Bild: In Sachen Vergangenheitsaufarbeitung liegt beim Bundeskanzleramt noch ein…
Berlin taz | Als Hans Josef Maria Globke 1973 im Alter von 74 Jahren starb,
widmete ihm der renommierte Staatsrechtler Theodor Eschenburg einen
bemerkenswerten Nachruf. Ausgiebig würdigte er seine Verdienste beim Aufbau
des Bundeskanzleramts. Globke habe es „so kunstvoll in das Exekutivplateau
des eben gegründeten Bundes eingebaut, dass es zur eigentlichen
Regierungs-Zentralbehörde wurde“, schwärmte Eschenburg in der Zeit.
Vor allem sei er jedoch der engste Vertraute und Berater Konrad Adenauers
gewesen. „Man übertreibt kaum, wenn man in Globke das alter ego seines
Kanzlers, praktisch den zweiten Mann im Staate sah.“
Globke, der von 1953 bis 1963 als Staatssekretär das Kanzleramt leitete,
ist die umstrittenste Personalie in den Anfangsjahren der Bundesrepublik.
Der Name des Kommentators der Nürnberger Rassegesetze, der bis 1945 in
Hitlers Reichsinnenministerium gearbeitet hatte, steht für die Kontinuität
nationalsozialistischer Funktionseliten, die in der Bundesrepublik ihre
Karrieren fortsetzen konnten.
In Eschenburgs seinerzeitiger Würdigung findet Globkes Agieren in der
Nazizeit allerdings nur eine beiläufige und relativierende Erwähnung. Was
damit zu tun haben dürfte, dass es der Professor in Bezug auf seine eigene
NS-Vergangenheit ebenso hielt.
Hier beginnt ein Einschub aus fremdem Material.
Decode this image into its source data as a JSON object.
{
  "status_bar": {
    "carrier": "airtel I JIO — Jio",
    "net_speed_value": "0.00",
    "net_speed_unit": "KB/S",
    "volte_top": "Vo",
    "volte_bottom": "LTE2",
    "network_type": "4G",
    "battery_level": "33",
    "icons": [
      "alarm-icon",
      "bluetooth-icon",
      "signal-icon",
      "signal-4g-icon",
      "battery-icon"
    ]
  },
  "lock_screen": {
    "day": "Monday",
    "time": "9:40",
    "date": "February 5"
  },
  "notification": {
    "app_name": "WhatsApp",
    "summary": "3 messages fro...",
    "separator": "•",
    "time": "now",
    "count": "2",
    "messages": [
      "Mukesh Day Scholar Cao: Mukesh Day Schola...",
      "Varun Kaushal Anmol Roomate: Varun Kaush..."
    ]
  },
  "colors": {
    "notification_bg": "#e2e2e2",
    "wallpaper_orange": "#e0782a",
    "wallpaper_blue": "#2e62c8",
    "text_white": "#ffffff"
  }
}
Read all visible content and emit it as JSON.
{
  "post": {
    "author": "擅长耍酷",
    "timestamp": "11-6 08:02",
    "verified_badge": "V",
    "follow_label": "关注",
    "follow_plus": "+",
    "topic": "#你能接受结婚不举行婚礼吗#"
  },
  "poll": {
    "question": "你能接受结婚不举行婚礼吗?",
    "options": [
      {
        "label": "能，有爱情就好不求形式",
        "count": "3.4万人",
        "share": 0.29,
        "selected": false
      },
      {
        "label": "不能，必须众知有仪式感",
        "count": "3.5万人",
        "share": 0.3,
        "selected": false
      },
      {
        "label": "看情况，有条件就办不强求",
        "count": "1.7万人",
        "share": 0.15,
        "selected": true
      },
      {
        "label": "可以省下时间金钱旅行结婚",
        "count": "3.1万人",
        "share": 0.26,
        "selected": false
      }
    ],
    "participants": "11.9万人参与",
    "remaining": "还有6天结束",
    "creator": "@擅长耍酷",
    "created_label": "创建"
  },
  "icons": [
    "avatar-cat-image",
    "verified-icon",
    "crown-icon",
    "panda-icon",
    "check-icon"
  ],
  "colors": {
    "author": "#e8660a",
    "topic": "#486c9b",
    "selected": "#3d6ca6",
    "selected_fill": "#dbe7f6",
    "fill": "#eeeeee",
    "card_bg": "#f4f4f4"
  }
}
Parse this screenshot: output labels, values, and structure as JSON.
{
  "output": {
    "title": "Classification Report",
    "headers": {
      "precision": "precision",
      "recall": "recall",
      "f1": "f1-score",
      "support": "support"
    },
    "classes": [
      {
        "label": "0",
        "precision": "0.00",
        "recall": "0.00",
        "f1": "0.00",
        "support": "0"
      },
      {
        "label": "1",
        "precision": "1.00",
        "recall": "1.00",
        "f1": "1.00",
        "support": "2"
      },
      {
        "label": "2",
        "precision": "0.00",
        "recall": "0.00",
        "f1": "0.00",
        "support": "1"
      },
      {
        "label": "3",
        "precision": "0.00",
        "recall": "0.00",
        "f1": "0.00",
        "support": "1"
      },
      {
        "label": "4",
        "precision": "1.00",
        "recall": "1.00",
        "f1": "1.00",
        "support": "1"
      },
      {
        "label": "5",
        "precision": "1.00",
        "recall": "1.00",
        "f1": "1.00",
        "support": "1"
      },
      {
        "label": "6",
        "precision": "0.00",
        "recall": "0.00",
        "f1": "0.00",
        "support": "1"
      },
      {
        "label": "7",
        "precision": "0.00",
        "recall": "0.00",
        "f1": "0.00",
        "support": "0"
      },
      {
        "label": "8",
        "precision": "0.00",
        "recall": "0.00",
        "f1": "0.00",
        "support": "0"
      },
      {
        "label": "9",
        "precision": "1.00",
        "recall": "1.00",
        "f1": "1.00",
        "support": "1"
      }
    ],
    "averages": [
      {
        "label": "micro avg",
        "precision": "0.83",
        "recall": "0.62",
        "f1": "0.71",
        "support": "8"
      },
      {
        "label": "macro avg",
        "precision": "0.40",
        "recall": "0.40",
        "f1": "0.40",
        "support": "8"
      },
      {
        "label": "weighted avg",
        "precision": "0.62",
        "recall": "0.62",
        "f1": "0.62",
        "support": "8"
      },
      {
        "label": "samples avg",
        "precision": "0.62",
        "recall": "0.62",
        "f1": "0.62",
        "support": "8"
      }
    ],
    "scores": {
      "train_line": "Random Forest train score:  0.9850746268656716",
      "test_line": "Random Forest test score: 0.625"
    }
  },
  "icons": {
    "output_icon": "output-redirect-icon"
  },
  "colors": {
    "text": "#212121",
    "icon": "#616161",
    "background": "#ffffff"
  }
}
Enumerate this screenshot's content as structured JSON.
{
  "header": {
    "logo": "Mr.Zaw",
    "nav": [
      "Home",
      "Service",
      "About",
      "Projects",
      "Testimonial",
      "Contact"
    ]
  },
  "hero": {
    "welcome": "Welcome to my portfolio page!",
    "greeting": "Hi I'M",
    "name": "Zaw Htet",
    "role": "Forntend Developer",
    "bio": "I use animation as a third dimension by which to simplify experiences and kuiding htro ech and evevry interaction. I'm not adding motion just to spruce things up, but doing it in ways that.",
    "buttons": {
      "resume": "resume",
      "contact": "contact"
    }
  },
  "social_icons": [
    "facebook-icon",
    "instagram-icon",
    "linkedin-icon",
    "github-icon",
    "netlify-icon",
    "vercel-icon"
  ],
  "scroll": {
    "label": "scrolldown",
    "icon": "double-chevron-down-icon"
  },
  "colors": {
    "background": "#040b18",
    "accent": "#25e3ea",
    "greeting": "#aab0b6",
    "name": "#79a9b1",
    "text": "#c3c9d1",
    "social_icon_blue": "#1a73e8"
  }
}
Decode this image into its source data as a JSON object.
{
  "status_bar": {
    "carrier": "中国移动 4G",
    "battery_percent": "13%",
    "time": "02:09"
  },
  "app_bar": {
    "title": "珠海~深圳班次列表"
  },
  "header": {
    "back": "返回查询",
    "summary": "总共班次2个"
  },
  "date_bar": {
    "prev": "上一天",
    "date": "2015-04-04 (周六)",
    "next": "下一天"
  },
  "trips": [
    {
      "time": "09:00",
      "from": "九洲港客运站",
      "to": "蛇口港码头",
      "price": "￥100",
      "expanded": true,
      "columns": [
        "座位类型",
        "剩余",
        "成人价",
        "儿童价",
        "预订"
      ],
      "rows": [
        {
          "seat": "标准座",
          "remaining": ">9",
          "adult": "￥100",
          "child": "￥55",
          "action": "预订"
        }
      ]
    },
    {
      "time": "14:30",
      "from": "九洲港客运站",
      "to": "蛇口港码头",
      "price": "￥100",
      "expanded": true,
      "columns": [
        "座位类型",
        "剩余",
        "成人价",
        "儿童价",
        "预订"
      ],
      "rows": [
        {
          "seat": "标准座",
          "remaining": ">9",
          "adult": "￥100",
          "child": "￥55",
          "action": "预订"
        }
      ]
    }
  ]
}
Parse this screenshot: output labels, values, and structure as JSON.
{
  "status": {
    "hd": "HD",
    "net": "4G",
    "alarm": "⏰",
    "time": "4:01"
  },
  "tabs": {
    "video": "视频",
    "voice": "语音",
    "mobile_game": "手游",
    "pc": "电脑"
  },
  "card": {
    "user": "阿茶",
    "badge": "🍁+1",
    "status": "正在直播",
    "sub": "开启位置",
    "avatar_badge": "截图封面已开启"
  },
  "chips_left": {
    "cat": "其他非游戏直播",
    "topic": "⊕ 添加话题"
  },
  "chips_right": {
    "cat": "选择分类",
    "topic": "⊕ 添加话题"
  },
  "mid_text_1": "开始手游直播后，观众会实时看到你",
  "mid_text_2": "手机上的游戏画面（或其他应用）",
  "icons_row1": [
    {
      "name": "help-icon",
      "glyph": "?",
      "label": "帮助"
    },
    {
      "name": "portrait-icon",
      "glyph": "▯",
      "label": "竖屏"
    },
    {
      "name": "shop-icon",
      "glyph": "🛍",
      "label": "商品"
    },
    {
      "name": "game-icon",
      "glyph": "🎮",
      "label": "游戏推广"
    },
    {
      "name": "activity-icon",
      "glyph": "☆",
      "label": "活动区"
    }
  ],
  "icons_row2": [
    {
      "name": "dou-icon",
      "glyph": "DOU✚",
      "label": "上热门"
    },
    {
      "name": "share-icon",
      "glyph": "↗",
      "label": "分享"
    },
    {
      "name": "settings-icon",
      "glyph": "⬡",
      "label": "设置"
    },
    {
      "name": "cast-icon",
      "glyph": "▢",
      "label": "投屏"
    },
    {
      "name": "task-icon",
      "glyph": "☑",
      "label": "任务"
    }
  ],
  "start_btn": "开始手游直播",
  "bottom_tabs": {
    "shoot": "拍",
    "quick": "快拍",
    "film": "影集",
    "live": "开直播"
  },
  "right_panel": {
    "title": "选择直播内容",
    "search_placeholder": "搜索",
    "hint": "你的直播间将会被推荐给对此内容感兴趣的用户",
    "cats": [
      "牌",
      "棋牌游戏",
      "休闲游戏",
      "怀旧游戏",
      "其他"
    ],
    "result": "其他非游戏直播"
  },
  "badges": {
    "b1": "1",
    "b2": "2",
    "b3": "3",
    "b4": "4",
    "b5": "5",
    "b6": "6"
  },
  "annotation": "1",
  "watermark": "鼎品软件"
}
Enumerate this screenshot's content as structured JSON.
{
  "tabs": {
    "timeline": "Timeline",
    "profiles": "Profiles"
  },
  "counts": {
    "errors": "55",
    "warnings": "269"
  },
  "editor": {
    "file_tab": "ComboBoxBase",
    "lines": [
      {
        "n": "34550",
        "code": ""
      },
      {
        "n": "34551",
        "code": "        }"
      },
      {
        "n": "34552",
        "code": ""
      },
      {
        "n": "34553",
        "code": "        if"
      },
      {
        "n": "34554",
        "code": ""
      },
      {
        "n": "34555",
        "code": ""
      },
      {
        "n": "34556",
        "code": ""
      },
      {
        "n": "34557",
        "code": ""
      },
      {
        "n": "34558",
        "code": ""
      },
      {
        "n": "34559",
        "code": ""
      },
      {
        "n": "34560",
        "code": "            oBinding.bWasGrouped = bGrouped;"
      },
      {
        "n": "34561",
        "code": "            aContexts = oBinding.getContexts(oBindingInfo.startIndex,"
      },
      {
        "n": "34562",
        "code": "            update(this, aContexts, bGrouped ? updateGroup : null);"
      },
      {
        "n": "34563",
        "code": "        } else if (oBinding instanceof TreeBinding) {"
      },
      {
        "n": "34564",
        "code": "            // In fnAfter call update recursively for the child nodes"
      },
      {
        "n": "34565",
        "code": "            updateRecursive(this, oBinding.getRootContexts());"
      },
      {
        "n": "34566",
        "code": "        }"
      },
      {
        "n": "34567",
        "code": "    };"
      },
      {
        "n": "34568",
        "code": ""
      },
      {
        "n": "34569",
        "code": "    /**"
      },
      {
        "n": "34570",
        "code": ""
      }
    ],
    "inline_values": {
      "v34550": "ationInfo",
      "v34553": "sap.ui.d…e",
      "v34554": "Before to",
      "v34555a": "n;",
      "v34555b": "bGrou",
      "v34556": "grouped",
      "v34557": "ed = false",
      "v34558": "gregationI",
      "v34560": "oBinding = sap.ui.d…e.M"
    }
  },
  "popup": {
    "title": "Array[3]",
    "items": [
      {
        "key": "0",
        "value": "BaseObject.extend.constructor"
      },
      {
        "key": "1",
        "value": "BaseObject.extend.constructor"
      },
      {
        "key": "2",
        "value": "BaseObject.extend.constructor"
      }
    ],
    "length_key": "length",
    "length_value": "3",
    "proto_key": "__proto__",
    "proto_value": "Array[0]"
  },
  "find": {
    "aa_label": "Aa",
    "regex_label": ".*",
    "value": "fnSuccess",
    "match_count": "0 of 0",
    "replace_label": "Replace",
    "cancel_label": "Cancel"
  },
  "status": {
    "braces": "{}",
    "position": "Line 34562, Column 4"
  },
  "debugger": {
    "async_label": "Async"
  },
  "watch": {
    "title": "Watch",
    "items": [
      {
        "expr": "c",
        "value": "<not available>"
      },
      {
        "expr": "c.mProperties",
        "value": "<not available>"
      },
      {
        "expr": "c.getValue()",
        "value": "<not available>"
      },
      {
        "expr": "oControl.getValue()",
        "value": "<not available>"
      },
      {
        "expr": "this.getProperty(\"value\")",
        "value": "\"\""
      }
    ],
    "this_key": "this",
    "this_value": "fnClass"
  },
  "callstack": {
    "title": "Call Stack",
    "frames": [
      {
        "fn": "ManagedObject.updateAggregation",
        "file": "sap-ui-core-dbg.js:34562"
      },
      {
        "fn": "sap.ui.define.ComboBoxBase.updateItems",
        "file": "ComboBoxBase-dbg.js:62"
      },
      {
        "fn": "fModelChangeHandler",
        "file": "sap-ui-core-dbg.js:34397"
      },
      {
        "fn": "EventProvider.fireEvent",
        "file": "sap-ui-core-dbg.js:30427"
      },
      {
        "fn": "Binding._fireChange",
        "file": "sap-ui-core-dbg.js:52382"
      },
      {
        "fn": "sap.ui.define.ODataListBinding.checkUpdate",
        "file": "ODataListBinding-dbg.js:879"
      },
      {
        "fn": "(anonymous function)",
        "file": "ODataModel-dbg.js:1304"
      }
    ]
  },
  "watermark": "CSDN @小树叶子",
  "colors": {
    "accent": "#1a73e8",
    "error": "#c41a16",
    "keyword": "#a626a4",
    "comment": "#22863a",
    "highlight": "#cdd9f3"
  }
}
Kein Einzelfall.
Es hat lange gedauert, bis sich die bundesdeutschen Institutionen bereit
gefunden haben, sich mit den braunen Flecken der eigenen Geschichte
auseinanderzusetzen. Erst nach der Jahrtausendwende, als die meisten
Belasteten längst verstorben waren, begann in der Bundesregierung ein
Prozess der Aufarbeitung. Inzwischen hat sich viel getan in Sachen
ministerieller Vergangenheitsbewältigung. Siebzehn Ministerien und oberste
Bundesbehörden haben in den vergangenen Jahren HistorikerInnenkommissionen
eingesetzt.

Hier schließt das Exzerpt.